China made its hurt feelings known through imposing punishing tariffs on Australian products, estimated to have cost our economy about $20 billion between 2019 and 2022. Those tariffs have now mostly been unwound and without much in the way of concession from Australia.

And yet still, despite the pandas, the Penfolds wine and the careful diplomatic language about renewal and shared interests, there were clear reminders that our biggest trading partner is still an autocratic regime and our region’s greatest security threat.

Taking her place among her journalistic colleagues at that Parliament House media event was Australian Sky News reporter Cheng Lei, who in October was released from a Chinese jail after being detained for three years on ill-defined charges. Her presence was clearly irritating to the Chinese contingent, two members of which flanked Lei in an apparent attempt to block television news cameras from filming her. Efforts by Australian public servants to move them were ignored.

As Premier Li spoke at the front of the room about mutual respect, members of the Chinese delegation worked to prevent an Australian journalist from doing her job, in her own country, in Australia’s home of democracy. The incident drove home the realities of doing business with China, and their readiness to ignore the rules if it suits them.
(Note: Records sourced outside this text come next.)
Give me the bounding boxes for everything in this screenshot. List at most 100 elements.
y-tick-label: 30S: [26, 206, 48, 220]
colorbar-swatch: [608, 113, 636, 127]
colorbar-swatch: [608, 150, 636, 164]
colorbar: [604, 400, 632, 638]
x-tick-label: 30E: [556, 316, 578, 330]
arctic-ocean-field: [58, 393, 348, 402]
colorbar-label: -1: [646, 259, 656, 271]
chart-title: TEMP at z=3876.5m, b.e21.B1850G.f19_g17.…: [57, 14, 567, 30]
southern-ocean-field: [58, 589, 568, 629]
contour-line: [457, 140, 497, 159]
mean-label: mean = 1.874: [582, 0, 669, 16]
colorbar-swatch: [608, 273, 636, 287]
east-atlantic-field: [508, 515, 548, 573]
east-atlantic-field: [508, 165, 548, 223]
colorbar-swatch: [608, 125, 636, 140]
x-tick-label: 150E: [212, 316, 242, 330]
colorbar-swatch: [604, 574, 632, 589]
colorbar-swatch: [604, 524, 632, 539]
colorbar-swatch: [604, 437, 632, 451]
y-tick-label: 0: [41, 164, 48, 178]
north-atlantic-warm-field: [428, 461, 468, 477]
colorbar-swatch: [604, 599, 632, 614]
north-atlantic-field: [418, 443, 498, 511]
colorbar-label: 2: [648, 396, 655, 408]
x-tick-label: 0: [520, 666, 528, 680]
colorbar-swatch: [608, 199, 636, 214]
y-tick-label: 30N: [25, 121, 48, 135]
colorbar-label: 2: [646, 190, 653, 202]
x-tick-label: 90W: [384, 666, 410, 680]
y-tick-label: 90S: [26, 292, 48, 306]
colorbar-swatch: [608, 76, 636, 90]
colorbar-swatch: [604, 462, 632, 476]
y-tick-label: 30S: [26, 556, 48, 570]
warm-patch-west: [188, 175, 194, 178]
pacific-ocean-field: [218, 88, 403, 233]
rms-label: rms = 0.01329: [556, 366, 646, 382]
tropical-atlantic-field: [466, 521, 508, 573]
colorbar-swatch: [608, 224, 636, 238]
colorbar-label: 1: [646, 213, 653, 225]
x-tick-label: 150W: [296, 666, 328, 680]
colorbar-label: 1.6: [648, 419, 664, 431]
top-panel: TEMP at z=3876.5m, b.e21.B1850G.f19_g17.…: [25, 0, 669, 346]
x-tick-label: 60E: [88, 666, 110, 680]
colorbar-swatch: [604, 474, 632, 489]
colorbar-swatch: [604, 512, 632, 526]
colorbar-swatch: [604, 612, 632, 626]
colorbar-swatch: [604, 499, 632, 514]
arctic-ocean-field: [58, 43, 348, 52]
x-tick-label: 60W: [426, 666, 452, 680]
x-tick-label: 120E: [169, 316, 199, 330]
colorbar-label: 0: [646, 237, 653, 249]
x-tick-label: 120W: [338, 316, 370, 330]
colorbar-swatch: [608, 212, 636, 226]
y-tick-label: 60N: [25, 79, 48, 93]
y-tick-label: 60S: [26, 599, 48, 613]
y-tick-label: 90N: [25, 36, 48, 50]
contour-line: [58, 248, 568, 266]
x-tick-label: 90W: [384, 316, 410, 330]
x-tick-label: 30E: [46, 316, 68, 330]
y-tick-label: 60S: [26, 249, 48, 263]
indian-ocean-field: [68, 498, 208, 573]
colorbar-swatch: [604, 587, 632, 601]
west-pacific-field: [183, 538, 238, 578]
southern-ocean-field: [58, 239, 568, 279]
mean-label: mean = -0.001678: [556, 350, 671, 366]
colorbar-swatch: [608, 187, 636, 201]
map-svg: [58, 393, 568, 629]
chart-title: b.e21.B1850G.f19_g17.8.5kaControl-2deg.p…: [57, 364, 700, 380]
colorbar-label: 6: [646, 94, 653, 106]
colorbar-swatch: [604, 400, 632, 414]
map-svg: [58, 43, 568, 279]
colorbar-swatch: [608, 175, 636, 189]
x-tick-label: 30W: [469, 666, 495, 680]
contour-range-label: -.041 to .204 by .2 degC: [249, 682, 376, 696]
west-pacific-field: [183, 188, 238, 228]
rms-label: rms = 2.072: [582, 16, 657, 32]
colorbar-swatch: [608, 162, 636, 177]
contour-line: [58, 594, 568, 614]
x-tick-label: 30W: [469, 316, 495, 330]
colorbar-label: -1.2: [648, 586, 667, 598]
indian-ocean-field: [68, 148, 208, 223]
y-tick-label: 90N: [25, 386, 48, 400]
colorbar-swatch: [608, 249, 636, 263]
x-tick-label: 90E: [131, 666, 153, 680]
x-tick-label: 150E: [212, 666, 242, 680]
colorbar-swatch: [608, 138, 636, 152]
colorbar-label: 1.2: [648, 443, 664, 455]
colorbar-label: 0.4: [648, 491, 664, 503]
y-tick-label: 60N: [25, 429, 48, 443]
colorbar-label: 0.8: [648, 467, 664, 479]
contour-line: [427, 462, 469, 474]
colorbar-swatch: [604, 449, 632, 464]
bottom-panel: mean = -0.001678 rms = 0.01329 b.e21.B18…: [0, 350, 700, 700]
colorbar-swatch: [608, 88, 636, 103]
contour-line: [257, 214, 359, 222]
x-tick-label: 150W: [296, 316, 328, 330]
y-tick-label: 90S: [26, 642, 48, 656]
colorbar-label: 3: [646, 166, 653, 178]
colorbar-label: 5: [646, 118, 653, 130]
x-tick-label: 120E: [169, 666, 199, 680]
The incident was a potent reminder too of the plight of Australian writer Yang Hengjun, who remains behind bars in China after he was given a suspended death sentence in February, five years after he was first accused of vague espionage offences.

Mr Albanese said Mr Yang’s case was one of a number of issues he brought up with Mr Li in a “candid” closed-door meeting. It’s a delicate dance for the Prime Minister, whose favourite line when it comes to China is that “will co-operate where we can, and disagree where we must”.

He’ll need all of his political and diplomatic skills to keep the wolf-warrior at bay for good.